Publication year - 1989
Publication title -
drug development research
Language(s) - English
Resource type - Journals
SCImago Journal Rank - 0.582
H-Index - 60
eISSN - 1098-2299
pISSN - 0272-4391
DOI - 10.1002/ddr.430160217
Subject(s) - chemistry , pentylenetetrazol , diazepam , stimulus control , ethanol , saline , pharmacology , stimulus generalization , anesthesia , medicine , biochemistry , anticonvulsant , psychology , epilepsy , nicotine , neuroscience , psychiatry , perception
Two different groups of rats were trained to discriminate, 15 min after the injections, between i.p. administered (1) ethanol (ETOH, 1.2 g/kg) or (2) pentylenetetrazol (PTZ, 15 mg/kg) from a non‐drug condition according to a drug discrimination learning (DDL) procedure.

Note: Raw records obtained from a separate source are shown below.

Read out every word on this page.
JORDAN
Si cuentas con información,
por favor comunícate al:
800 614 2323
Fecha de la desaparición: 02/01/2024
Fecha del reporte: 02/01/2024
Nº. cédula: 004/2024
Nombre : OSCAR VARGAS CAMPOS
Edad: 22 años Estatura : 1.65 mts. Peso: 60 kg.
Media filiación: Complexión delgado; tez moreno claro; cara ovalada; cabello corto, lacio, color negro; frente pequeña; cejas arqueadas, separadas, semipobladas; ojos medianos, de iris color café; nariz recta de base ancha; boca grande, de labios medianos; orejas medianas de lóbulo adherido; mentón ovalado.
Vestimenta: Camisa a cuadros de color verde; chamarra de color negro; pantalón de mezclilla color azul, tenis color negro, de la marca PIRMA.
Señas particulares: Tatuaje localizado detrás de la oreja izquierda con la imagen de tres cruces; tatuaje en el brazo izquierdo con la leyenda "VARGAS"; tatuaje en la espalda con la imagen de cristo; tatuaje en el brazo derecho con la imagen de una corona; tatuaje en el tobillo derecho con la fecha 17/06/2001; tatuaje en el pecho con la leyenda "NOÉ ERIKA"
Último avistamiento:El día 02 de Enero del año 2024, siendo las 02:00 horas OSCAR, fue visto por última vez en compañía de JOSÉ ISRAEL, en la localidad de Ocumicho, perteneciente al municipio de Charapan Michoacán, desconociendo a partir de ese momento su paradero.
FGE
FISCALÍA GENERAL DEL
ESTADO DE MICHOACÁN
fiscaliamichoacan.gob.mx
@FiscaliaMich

Thereafter, combinations of ETOH and Ro 15‐4513 were evaluated in both groups, as well as in a third group, which was trained according to an FR‐10 bar‐pressing procedure. Results indicated that rats trained to discriminate ETOH from saline generalized combinations of ETOH (0.9 and 1.2 g/kg) and Ro 15‐4513 (3 and 10 mg/kg) to the ETOH stimulus. Rats trained to discriminate PTZ from saline (1) disclosed generalization to the PTZ stimulus with Ro 15‐4513 (10 mg/kg) but not with ETOH 0.3–1 g/kg, (2) generalized the effects of combinations of Ro 15‐4513 (10 mg/kg) and ETOH (0.3–1 g/kg) to the PTZ stimulus, and (3) diazepam (DZP, 3 mg/kg) and Ro 15‐1788 (10 mg/kg) antagonized the PTZ‐like discriminative stimulus effects of Ro 15‐4513 (10 mg/kg). Rats trained to press a bar disclosed increases in the response time after treatments with ETOH (0.9 and 1.2 g/kg) and Ro 15‐4513 (3 and 10 mg/kg) as did the DDL animals. Thus, (1) Ro 15‐4513 did not seem to reverse any of the recorded behaviors induced by ETOH, and (2) both DZP and Ro 15‐1788, however, reversed the generalization of Ro 15‐4513 to the PTZ stimulus.